Já na pele de Margot Robbie, Arlequina cai na fossa e na vida louca, até que decide, de forma explosiva, tornar público seu novo status de relacionamento. Há consequências: ela perde a imunidade que tinha – ninguém se atrevia a mexer com a namorada do Coringa – e passa a ser procurada tanto por policiais quanto por bandidos. Entre os primeiros, está Renée Montoya (Rosie Perez), entre os últimos, Roman Sionis, o Máscara Negra (Ewan McGregor, tirando sarro do próprio papel), e o assassino Sr. Zsasz (Chris Messina).
Os percalços e os personagens vão sendo apresentados ao espectador por Arlequina, em um recurso que remete aos primeiros filmes de Guy Ritchie: ela "para" a narrativa, dá um "rewind" e, assim, via flashbacks, mostra as conexões. Funciona, dá um frescor para a história, que não tem nada de mais – gira em torno de um diamante roubado por uma adolescente, Cassandra Cain (Ella Jay Bosco). O que não funcionou, pelo menos na exibição para a imprensa, foi a saraivada de piadas disparada pela protagonista – a primeira risada só aconteceu com uma hora de sessão.
Em meio à trilha sonora irritante e a uma certa enrolação no desenvolvimento do roteiro, saltam aos olhos alguns aspectos positivos, que incluem o caráter multiétnico (a diretora nasceu na China, Jurnee é negra, Rosie tem origem hispânica, Ella descende de coreanos e filipinos) e a ambientação contemporânea – dos cinco filmes sobre heroínas ou anti-heroínas produzidos nos últimos anos, quatro deles (Mulher Maravilha, Capitã Marvel e os inéditos Viúva Negra e Mulher Maravilha 1984) são aventuras no passado, seja distante ou recente. Por quê? No site Polygon, a jornalista Susana Polo ofereceu uma hipótese pertinente: "Remover o presente do cenário facilita o confronto com o machismo sem fazer com que os espectadores questionem suas visões de mundo. Todos nós fingimos que o sexismo institucional é uma coisa do passado".

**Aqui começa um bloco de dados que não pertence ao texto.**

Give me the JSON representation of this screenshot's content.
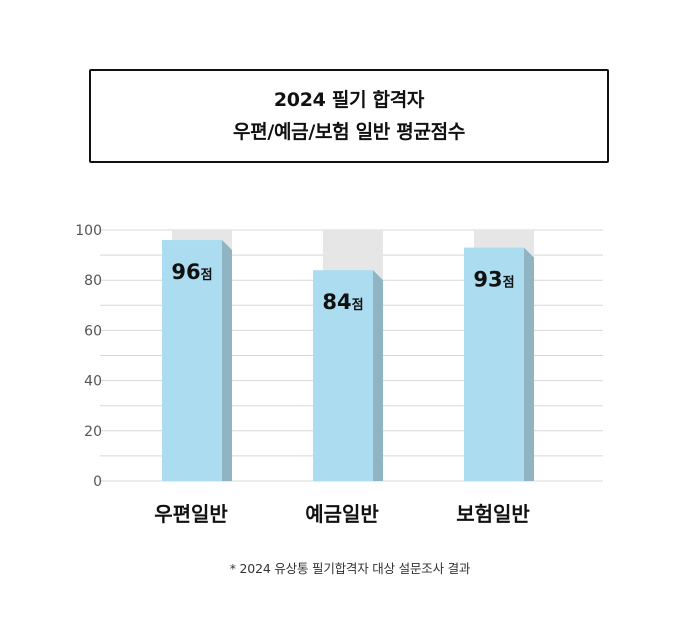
{
  "title_box": {
    "line1": "2024 필기 합격자",
    "line2": "우편/예금/보험 일반 평균점수"
  },
  "chart_data": {
    "type": "bar",
    "title": "2024 필기 합격자 우편/예금/보험 일반 평균점수",
    "categories": [
      "우편일반",
      "예금일반",
      "보험일반"
    ],
    "values": [
      96,
      84,
      93
    ],
    "value_labels": [
      "96점",
      "84점",
      "93점"
    ],
    "background_max": 100,
    "ylim": [
      0,
      100
    ],
    "yticks": [
      0,
      20,
      40,
      60,
      80,
      100
    ],
    "xlabel": "",
    "ylabel": "",
    "grid": true,
    "colors": {
      "bar_front": "#acdcf0",
      "bar_side": "#91b4c3",
      "bar_background": "#e6e6e6",
      "grid": "#d8d8d8"
    }
  },
  "footnote": "* 2024 유상통 필기합격자 대상 설문조사 결과"
}
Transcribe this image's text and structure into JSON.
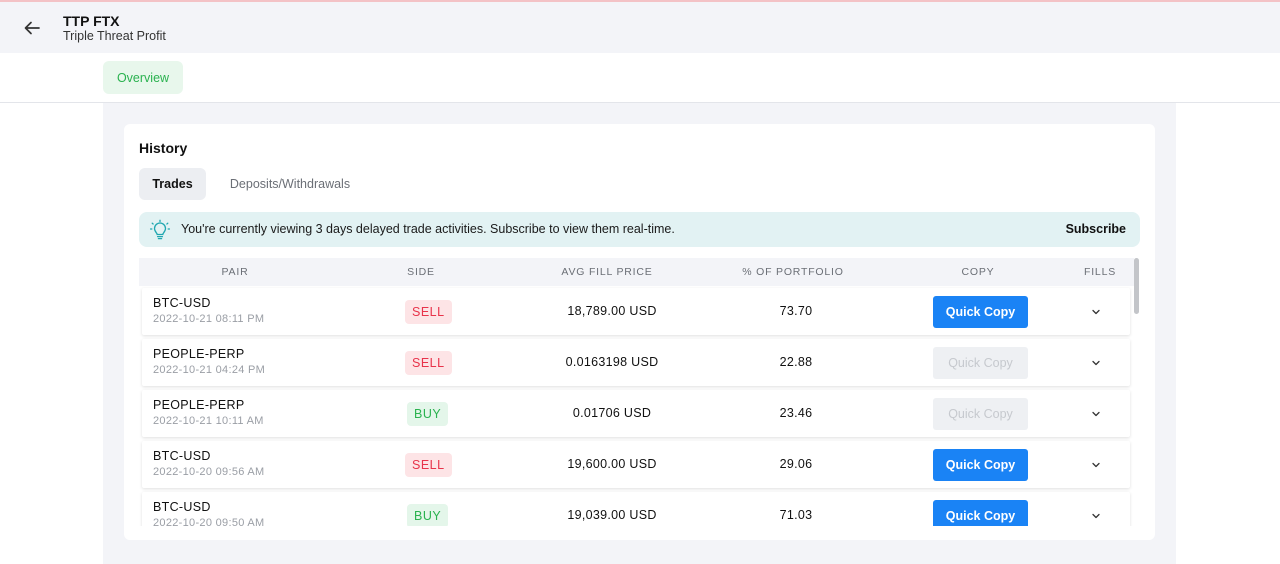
{
  "header": {
    "title": "TTP FTX",
    "subtitle": "Triple Threat Profit"
  },
  "nav": {
    "overview_tab": "Overview"
  },
  "history": {
    "title": "History",
    "tabs": [
      "Trades",
      "Deposits/Withdrawals"
    ],
    "active_tab": "Trades",
    "banner": {
      "text": "You're currently viewing 3 days delayed trade activities. Subscribe to view them real-time.",
      "action": "Subscribe"
    },
    "columns": [
      "PAIR",
      "SIDE",
      "AVG FILL PRICE",
      "% OF PORTFOLIO",
      "COPY",
      "FILLS"
    ],
    "rows": [
      {
        "pair": "BTC-USD",
        "date": "2022-10-21 08:11 PM",
        "side": "SELL",
        "price": "18,789.00 USD",
        "pct": "73.70",
        "copy": "Quick Copy",
        "copy_enabled": true
      },
      {
        "pair": "PEOPLE-PERP",
        "date": "2022-10-21 04:24 PM",
        "side": "SELL",
        "price": "0.0163198 USD",
        "pct": "22.88",
        "copy": "Quick Copy",
        "copy_enabled": false
      },
      {
        "pair": "PEOPLE-PERP",
        "date": "2022-10-21 10:11 AM",
        "side": "BUY",
        "price": "0.01706 USD",
        "pct": "23.46",
        "copy": "Quick Copy",
        "copy_enabled": false
      },
      {
        "pair": "BTC-USD",
        "date": "2022-10-20 09:56 AM",
        "side": "SELL",
        "price": "19,600.00 USD",
        "pct": "29.06",
        "copy": "Quick Copy",
        "copy_enabled": true
      },
      {
        "pair": "BTC-USD",
        "date": "2022-10-20 09:50 AM",
        "side": "BUY",
        "price": "19,039.00 USD",
        "pct": "71.03",
        "copy": "Quick Copy",
        "copy_enabled": true
      }
    ]
  },
  "colors": {
    "accent": "#1a83f5",
    "sell": "#e8334a",
    "buy": "#2ab24f",
    "banner_bg": "#e2f2f3"
  },
  "icons": {
    "back": "arrow-left-icon",
    "banner": "lightbulb-icon",
    "fills": "chevron-down-icon"
  }
}
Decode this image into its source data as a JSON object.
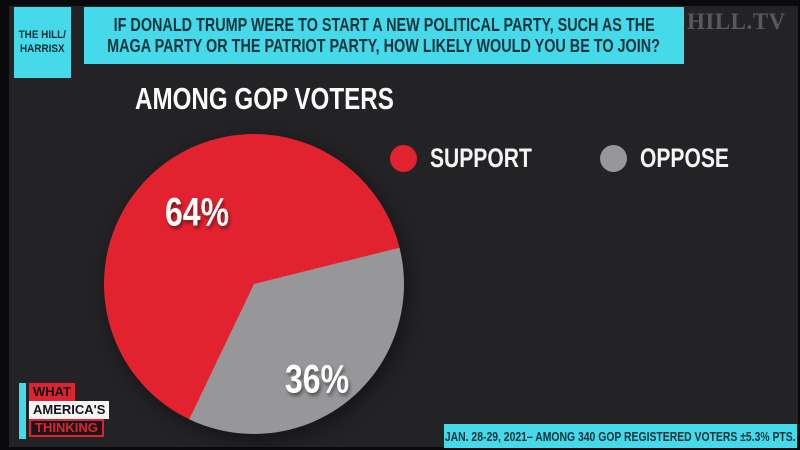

Aves de Rapina entende que, como dizem os versos de James Brown cantados por Canário Negro na boate de Roman Sionis, "este é um mundo dos homens" – mas este mundo "não será nada, nada sem uma mulher ou uma garota". Para sobreviver, ou melhor, para vencer, essas mulheres e garotas não precisam das armas que a ficção as condicionou a usar – ao contrário do que aconteceu em Esquadrão Suicida, o filme não trata a Arlequina como um símbolo sexual, e as personagens não necessitam de pares românticos. Como disse Margot Robbie em entrevista em São Paulo, em dezembro, Aves de Rapina "é um filme sobre mulheres que estão em busca de afirmação e encontram o poder da união": como atrizes, ela e suas colegas tiveram de treinar muito suas cenas de luta (que são bem coreografadas na sua mistura de humor cartunesco e violência física), tiveram de apoiar e confiar uma nas outras; como personagens, elas descobrem (tardiamente na trama, infelizmente) que seus talentos são complementares, que trabalham melhor juntas.